Kelley K A, Pitha P M
Virology. 1985 Dec;147(2):382-93. doi: 10.1016/0042-6822(85)90140-0.
The expression of type I murine interferon (MuIFN) genes and several other cellular genes was examined in poly rI.rC induced and Newcastle disease virus (NDV) infected mouse cells. Northern analysis of RNA from induced L cells revealed that the MuIFN-alpha s are expressed efficiently in NDV infected cells but only at low levels in poly rI.rC induced cells. MuIFN-beta 1, however, is expressed equally well in cells treated with poly rI.rC or infected with NDV. As shown by the use of a probe specific for poly rI.rC, interferon induction correlates with the cellular uptake of poly rI.rC into the cells. The relative levels of alpha and beta 1 mRNAs in the cells reached a maximum at 10 hr after the induction which indicates coordinate expression of alpha and beta 1 interferon genes. The effect of viral infection on the expression of two murine genes coinduced with interferon (pMIF20/11 and pMIF3/10) and several cellular genes was also examined. While pMIF20/11 is an inducible gene, the pMIF3/10 gene is expressed constitutively in mouse L cells. Viral infection, but not poly rI.rC treatment, enhanced the expression of the pMIF3/10 gene, as well as two other cellular genes; H-2 and c-myc, however, the expression of beta-actin gene was unaltered. These data indicate that enhancement of gene expression in virus infected cells in not limited to the interferon system.

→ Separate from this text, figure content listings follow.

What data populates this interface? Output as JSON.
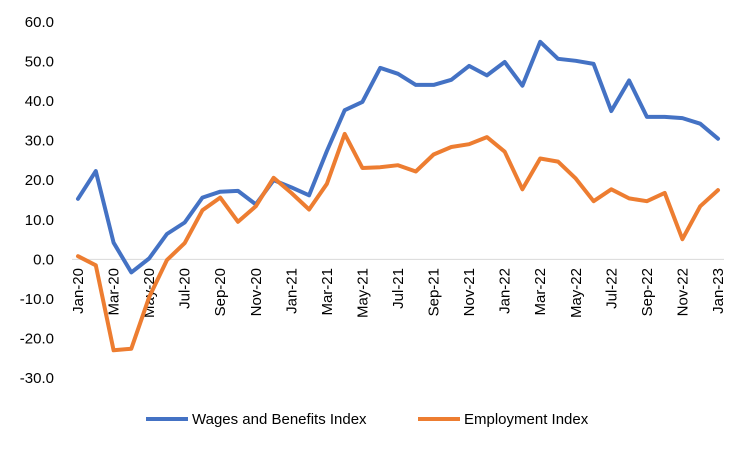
{
  "chart_data": {
    "type": "line",
    "title": "",
    "xlabel": "",
    "ylabel": "",
    "ylim": [
      -30,
      60
    ],
    "y_ticks": [
      "60.0",
      "50.0",
      "40.0",
      "30.0",
      "20.0",
      "10.0",
      "0.0",
      "-10.0",
      "-20.0",
      "-30.0"
    ],
    "grid": false,
    "legend_position": "bottom",
    "x": [
      "Jan-20",
      "Feb-20",
      "Mar-20",
      "Apr-20",
      "May-20",
      "Jun-20",
      "Jul-20",
      "Aug-20",
      "Sep-20",
      "Oct-20",
      "Nov-20",
      "Dec-20",
      "Jan-21",
      "Feb-21",
      "Mar-21",
      "Apr-21",
      "May-21",
      "Jun-21",
      "Jul-21",
      "Aug-21",
      "Sep-21",
      "Oct-21",
      "Nov-21",
      "Dec-21",
      "Jan-22",
      "Feb-22",
      "Mar-22",
      "Apr-22",
      "May-22",
      "Jun-22",
      "Jul-22",
      "Aug-22",
      "Sep-22",
      "Oct-22",
      "Nov-22",
      "Dec-22",
      "Jan-23"
    ],
    "x_tick_labels": [
      "Jan-20",
      "Mar-20",
      "May-20",
      "Jul-20",
      "Sep-20",
      "Nov-20",
      "Jan-21",
      "Mar-21",
      "May-21",
      "Jul-21",
      "Sep-21",
      "Nov-21",
      "Jan-22",
      "Mar-22",
      "May-22",
      "Jul-22",
      "Sep-22",
      "Nov-22",
      "Jan-23"
    ],
    "series": [
      {
        "name": "Wages and Benefits Index",
        "color": "#4472C4",
        "values": [
          15.3,
          22.3,
          4.2,
          -3.3,
          0.2,
          6.4,
          9.3,
          15.6,
          17.1,
          17.3,
          13.9,
          20.0,
          18.2,
          16.2,
          27.4,
          37.7,
          39.8,
          48.4,
          46.9,
          44.1,
          44.1,
          45.4,
          48.9,
          46.5,
          49.9,
          43.9,
          55.0,
          50.7,
          50.2,
          49.4,
          37.5,
          45.2,
          36.0,
          36.0,
          35.7,
          34.3,
          30.5
        ]
      },
      {
        "name": "Employment Index",
        "color": "#ED7D31",
        "values": [
          0.8,
          -1.5,
          -23.0,
          -22.6,
          -9.6,
          -0.2,
          4.1,
          12.4,
          15.6,
          9.5,
          13.4,
          20.6,
          16.8,
          12.6,
          19.1,
          31.7,
          23.1,
          23.3,
          23.8,
          22.2,
          26.5,
          28.4,
          29.1,
          30.9,
          27.2,
          17.7,
          25.5,
          24.7,
          20.4,
          14.7,
          17.7,
          15.4,
          14.7,
          16.8,
          5.1,
          13.4,
          17.5
        ]
      }
    ]
  }
}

聚胞苷酸(poly rI.rC)诱导的以及新城疫病毒(NDV)感染的小鼠细胞中,检测了I型鼠干扰素(MuIFN)基因和其他几个细胞基因的表达。对诱导的L细胞的RNA进行Northern分析显示,MuIFN-αs在NDV感染的细胞中高效表达,但在poly rI.rC诱导的细胞中仅低水平表达。然而,MuIFN-β1在经poly rI.rC处理或感染NDV的细胞中表达同样良好。如使用针对poly rI.rC的特异性探针所示,干扰素诱导与poly rI.rC进入细胞的摄取相关。诱导后10小时,细胞中α和β1 mRNA的相对水平达到最大值,这表明α和β1干扰素基因的协同表达。还检测了病毒感染对与干扰素共诱导的两个鼠基因(pMIF20/11和pMIF3/10)以及几个细胞基因表达的影响。虽然pMIF20/11是一个可诱导基因,但pMIF3/10基因在小鼠L细胞中组成性表达。病毒感染而非poly rI.rC处理增强了pMIF3/10基因以及其他两个细胞基因的表达;然而,H-2和c-myc基因以及β-肌动蛋白基因的表达未改变。这些数据表明,病毒感染细胞中基因表达的增强并不局限于干扰素系统。